La mesure de la variabilité de la fréquence cardiaque (VFC) est de plus en plus populaire, notamment grâce aux montres intelligentes qui permettent de la suivre au quotidien. Mais au-delà des chiffres affichés, que signifie réellement cette mesure? Et surtout, comment peut-elle nous aider à mieux comprendre notre santé et notre niveau de stress?
La variabilité de la fréquence cardiaque (VFC), ou heart rate variability en anglais (HRV), correspond aux variations du temps entre deux battements cardiaques consécutifs. Contrairement à l’idée d’un coeur «régulier», un coeur en santé présente des fluctuations constantes entre les battements — et c’est justement cette variabilité qui est souhaitable.

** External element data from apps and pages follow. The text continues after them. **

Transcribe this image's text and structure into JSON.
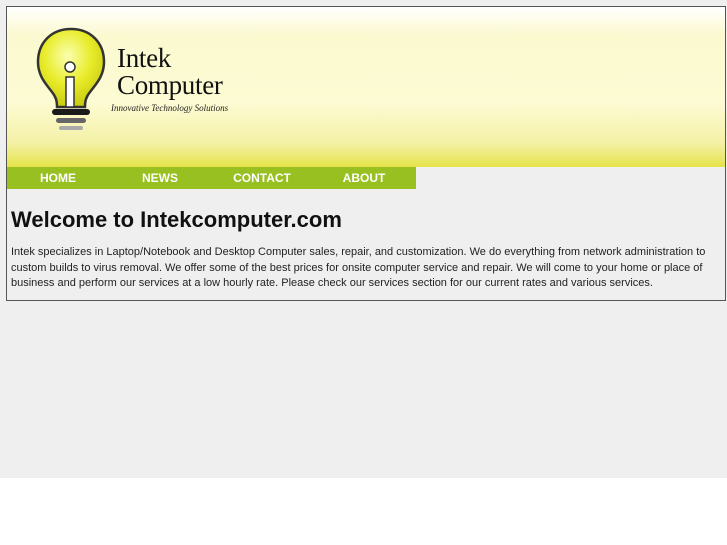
{
  "header": {
    "logo_line1": "Intek",
    "logo_line2": "Computer",
    "tagline": "Innovative Technology Solutions"
  },
  "nav": {
    "items": [
      {
        "label": "HOME"
      },
      {
        "label": "NEWS"
      },
      {
        "label": "CONTACT"
      },
      {
        "label": "ABOUT"
      }
    ]
  },
  "main": {
    "title": "Welcome to Intekcomputer.com",
    "body": "Intek specializes in Laptop/Notebook and Desktop Computer sales, repair, and customization. We do everything from network administration to custom builds to virus removal. We offer some of the best prices for onsite computer service and repair. We will come to your home or place of business and perform our services at a low hourly rate. Please check our services section for our current rates and various services."
  },
  "colors": {
    "nav_background": "#98c021",
    "bulb_yellow": "#e8ec2a",
    "page_background": "#efefef"
  },
  "icons": {
    "logo": "lightbulb-icon"
  }
}
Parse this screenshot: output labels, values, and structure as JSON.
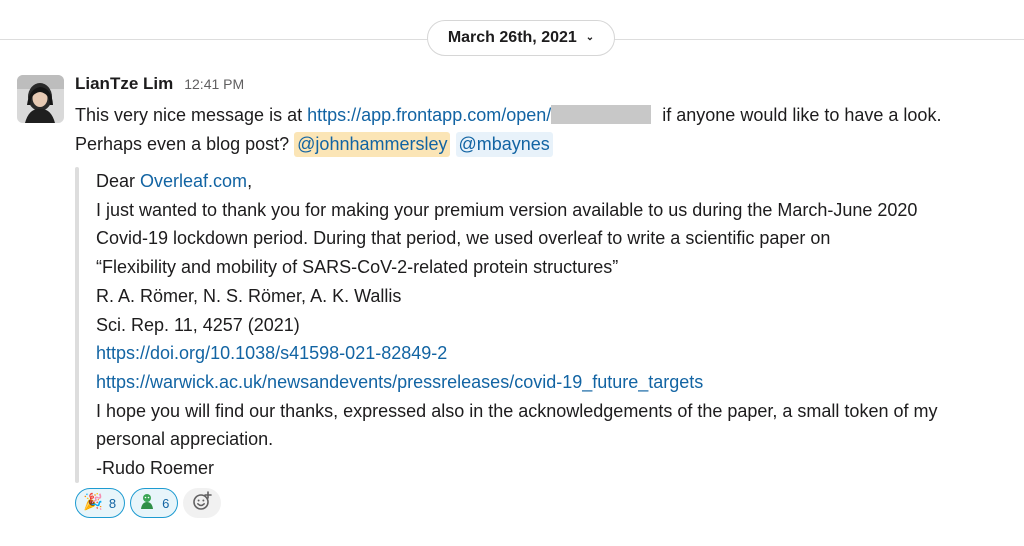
{
  "date_divider": {
    "label": "March 26th, 2021",
    "chevron": "chevron-down-icon"
  },
  "message": {
    "sender": "LianTze Lim",
    "timestamp": "12:41 PM",
    "text_part1": "This very nice message is at ",
    "link_url": "https://app.frontapp.com/open/",
    "text_part2": " if anyone would like to have a look.",
    "text_part3": "Perhaps even a blog post? ",
    "mention1": "@johnhammersley",
    "mention2": "@mbaynes"
  },
  "quote": {
    "dear": "Dear ",
    "overleaf_link": "Overleaf.com",
    "comma": ",",
    "line2": "I just wanted to thank you for making your premium version available to us during the March-June 2020",
    "line3": "Covid-19 lockdown period. During that period, we used overleaf to write a scientific paper on",
    "line4": "“Flexibility and mobility of SARS-CoV-2-related protein structures”",
    "line5": "R. A. Römer, N. S. Römer, A. K. Wallis",
    "line6": "Sci. Rep. 11, 4257 (2021)",
    "link_doi": "https://doi.org/10.1038/s41598-021-82849-2",
    "link_warwick": "https://warwick.ac.uk/newsandevents/pressreleases/covid-19_future_targets",
    "line9": "I hope you will find our thanks, expressed also in the acknowledgements of the paper, a small token of my",
    "line10": "personal appreciation.",
    "line11": "-Rudo Roemer"
  },
  "reactions": [
    {
      "emoji": "🎉",
      "icon": "party-popper-icon",
      "count": "8"
    },
    {
      "emoji": "🐍",
      "icon": "green-emoji-icon",
      "count": "6"
    }
  ],
  "add_reaction_icon": "add-reaction-icon",
  "colors": {
    "link": "#1264a3",
    "mention_self_bg": "#fbe5b6",
    "mention_bg": "#e8f2fa",
    "reaction_border": "#1d9bd1"
  }
}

La VFC reflète l’équilibre du système nerveux autonome, entre:
Aujourd’hui, la VFC peut être mesurée facilement grâce aux montres intelligentes et capteurs portables, ce qui permet de suivre au quotidien son propre niveau de stress et sa récupération.
Une VFC élevée est généralement associée à une bonne capacité d’adaptation de l’organisme. Elle indique que le système parasympathique est bien actif et que le corps est capable de passer efficacement entre des états de stress et de récupération. On l’observe souvent chez les personnes en bonne condition physique, bien reposées et capables de gérer le stress.
À l’inverse, une VFC faible suggère une dominance du système sympathique ou une moindre flexibilité physiologique. Cela peut refléter un état de stress chronique, de fatigue, de surentraînement, de maladie ou de récupération insuffisante.
Il est toutefois important de noter que la VFC varie beaucoup d’une personne à l’autre. Ainsi, l’interprétation doit se faire surtout en comparant ses propres valeurs dans le temps plutôt qu’en se basant sur une norme universelle.
La variabilité de la fréquence cardiaque est reconnue comme indicateur important de la santé globale et cardiovasculaire. Des études montrent qu’une VFC plus faible est associée à une moins bonne régulation du système nerveux autonome et à un risque accru de maladies cardiovasculaires ainsi que de mortalité prématurée.
Plusieurs études incluant une méta-analyse montrent que la VFC est réduite chez les personnes présentant des facteurs de risque cardiométaboliques tels que le syndrome métabolique, l’hypertension, le diabète de type 2 et l’obésité, suggérant un lien étroit avec la dysrégulation du système nerveux autonome et les processus inflammatoires chroniques.